Le chef de la Sûreté, Dreyfus (Herbert Lom), est interné dans une institution psychiatrique. Le psychiâtre en charge du dossier sait bien quelle est la source et l'obsession du patient: sa haine viscérale, absolue, et maladive pour l'inspecteur Clouseau (Peter Sellers). Ce dernier a été nommé chef de la Sûreté à sa place, et alors que Dreyfus montrait de sérieux progrès dans son comportement, la visite de son successeur va précipiter une rechute. Evadé, Dreyfus va déclencher un bras de fer avec les autorités du monde entier, déclenchant un chantage terroriste dans lequel il exige la tête de l'inspecteur...

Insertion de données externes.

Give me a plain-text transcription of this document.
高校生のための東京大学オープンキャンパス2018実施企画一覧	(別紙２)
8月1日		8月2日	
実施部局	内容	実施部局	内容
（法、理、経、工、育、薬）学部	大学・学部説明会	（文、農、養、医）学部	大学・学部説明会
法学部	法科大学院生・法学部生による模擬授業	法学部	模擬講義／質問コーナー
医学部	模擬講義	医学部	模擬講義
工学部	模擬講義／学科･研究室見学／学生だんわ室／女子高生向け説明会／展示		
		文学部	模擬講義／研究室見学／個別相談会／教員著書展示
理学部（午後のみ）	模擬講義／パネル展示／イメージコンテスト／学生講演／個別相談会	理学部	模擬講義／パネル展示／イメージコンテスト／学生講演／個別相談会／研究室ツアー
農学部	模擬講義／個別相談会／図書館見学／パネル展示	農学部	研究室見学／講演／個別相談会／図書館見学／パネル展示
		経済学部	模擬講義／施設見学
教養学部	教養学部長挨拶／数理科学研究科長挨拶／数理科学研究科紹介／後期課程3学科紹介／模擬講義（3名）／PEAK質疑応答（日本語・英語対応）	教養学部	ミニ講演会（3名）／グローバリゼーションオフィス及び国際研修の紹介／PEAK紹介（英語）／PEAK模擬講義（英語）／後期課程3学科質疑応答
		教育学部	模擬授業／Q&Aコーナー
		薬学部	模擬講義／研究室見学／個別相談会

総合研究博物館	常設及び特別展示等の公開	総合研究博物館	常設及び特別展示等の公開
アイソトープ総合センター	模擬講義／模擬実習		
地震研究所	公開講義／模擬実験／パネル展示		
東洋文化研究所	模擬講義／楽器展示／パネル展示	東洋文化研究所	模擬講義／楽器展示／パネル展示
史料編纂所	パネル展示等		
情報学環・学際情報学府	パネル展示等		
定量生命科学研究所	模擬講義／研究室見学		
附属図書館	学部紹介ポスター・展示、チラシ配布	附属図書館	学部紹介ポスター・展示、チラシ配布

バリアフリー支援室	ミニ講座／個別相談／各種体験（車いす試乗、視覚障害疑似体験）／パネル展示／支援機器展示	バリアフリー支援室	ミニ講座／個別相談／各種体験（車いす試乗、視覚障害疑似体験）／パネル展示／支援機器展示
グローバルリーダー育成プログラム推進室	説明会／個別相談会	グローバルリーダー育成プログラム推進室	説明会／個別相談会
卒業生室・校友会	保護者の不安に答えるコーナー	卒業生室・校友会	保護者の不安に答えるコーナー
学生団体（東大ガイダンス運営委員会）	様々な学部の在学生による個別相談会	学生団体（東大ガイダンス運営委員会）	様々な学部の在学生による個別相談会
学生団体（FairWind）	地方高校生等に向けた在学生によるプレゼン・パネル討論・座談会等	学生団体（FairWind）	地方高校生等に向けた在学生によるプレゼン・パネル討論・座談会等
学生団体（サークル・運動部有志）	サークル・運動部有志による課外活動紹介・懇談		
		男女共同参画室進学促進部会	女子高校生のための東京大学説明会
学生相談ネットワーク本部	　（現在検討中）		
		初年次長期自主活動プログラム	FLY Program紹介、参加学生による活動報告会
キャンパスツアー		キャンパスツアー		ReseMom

Cette fois, l'équipe a décidé de s'abstenir de faire la moindre référence au diamant du film de 1963. Désormais, l'appellation générique "The Pink Panther" étant systématiquement attribuée à tout film consacé à l'inspecteur Clouseau. La motivation principale, j'imagine, pour Sellers comme pour Edwards, c'est de capitaliser sur l'énorme succès de la suite parue en 1975 (The return of the Pink Panther), qui était un bon film d'ailleurs...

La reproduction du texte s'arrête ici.